Si, mi trasferisco là fra poco tempo perché sono da 15 anni in campagna e non ne posso più! Voglio andare, o meglio tornare dato che ci sono nato, a Torino per i circuiti musicali che ci sono e che sono sicuramente più grandi di quelli piacentini. Non è per cambiare città, qui a Piacenza sto benissimo e non sarei quello che sono oggi senza gli stimoli arrivati da parte dei ragazzi che qui fanno musica, da Mucci ad Anatema, da Skill a Devil Sola, però là, anche solo suonando per strada posso portare a casa qualcosa che possa essere un introito da unire ad un lavoro vero e proprio. Questo perché comunque vado là per cercarmi un lavoro, poi vediamo se le cose prendono un’altra strada

Perché hai scelto proprio “Da punto a capo” come titolo dell’album oltre del singolo pezzo?

Perché per me significa un po’ il motto della mia vita. Abitavo a Torino e poi mi ritrovo a Campremoldo di sopra. Poi da un giorno all’altro avevo undici produzioni e mi sono ritrovato con niente. Il ripartire da 0 è una cosa che ormai conosco bene. E allora oggi Morrywood è uno che se ti piace, ok, se hai critiche le ascolta, se non ti piace ascolta altro che in giro c’è pieno di cose. Adesso me la prendo molto meno di un tempo su tante cose.

Hai parlato del Morrywood 2.0. E il primo com’era?

Dal lato musicale è quello che ha cominciato a lavorare in uno studio di registrazione fondamentale per l’approccio con la musica, quello che stava inserendo i suoni rock e i toni alti della voce nei propri pezzi, che non voleva sentir parlare di trap e autotune e che ascoltava troppe poche cose e che pensava che fosse come negli anni ’80, che qualcuno ti venisse a prendere e faceva tutto per te.
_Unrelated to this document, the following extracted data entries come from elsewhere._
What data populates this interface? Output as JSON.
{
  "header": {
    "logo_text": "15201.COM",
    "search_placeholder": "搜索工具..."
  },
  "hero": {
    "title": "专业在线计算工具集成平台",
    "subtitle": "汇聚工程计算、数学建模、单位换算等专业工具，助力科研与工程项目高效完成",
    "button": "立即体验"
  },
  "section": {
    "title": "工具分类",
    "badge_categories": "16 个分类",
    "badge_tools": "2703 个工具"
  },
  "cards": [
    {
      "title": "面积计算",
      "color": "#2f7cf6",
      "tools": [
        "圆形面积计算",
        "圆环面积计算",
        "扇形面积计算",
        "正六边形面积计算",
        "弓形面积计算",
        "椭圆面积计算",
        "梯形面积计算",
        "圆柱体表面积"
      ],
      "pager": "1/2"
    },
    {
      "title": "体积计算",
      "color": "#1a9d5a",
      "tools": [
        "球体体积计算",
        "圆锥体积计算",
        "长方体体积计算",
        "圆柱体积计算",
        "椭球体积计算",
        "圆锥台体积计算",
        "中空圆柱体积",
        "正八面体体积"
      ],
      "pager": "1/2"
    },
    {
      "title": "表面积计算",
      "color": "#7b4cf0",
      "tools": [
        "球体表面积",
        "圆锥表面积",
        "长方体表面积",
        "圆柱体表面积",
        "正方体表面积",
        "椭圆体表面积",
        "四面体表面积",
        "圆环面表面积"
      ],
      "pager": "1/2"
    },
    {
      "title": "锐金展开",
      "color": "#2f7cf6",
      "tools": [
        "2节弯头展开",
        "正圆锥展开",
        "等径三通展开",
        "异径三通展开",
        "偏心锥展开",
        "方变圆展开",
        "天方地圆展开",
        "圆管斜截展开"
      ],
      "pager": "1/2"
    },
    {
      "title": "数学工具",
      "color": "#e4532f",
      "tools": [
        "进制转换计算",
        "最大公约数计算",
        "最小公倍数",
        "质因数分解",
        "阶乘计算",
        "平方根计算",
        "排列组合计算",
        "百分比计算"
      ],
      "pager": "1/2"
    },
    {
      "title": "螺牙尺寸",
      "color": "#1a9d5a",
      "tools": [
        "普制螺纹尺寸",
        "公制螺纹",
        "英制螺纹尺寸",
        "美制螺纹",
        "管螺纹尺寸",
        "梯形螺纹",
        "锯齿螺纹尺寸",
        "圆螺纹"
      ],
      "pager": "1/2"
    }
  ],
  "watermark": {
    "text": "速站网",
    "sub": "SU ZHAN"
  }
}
Adesso invece ho scoperto che per la mia musica funzionano i toni bassi, che della trap non avevo capito un cazzo e che l’autotune non mi dispiace, e che tanto lavoro deve farlo l’artista in prima persona. C’è anche un lato personale…

Quello com’era?

Era un Morrywood con tanti blocchi. Ero una persona con tante pare. Quando vedevo sul pc ragazzi molto più giovani di me che producevano pezzi o uscivano con delle loro produzioni, mi sentivo terribilmente vecchio e che non ce la potevo fare. Poi invece vai in giro, ad esempio a Napoli dove ultimamente vado spesso e da cui prendo tanta carica, e ti rendi conto che c’è tanta gente che anche se non è più giovanissima, continue a fare le sue cose, bene e senza problemi. Poi avevo la para di essere uno che parlava tanto e poi non faceva un cazzo. Ero molto bloccato artisticamente e personalmente, molto pigro o imbarazzato, infatti mi sono tenuto molte cose per me che non tiravo fuori. Non mi fidavo degli altri e ho cominciato a farlo solo ora. Adesso invece tante cose sono riuscito a liberarle e quello che si può sentire è uno dei Morrywood più veri che ci siano stati.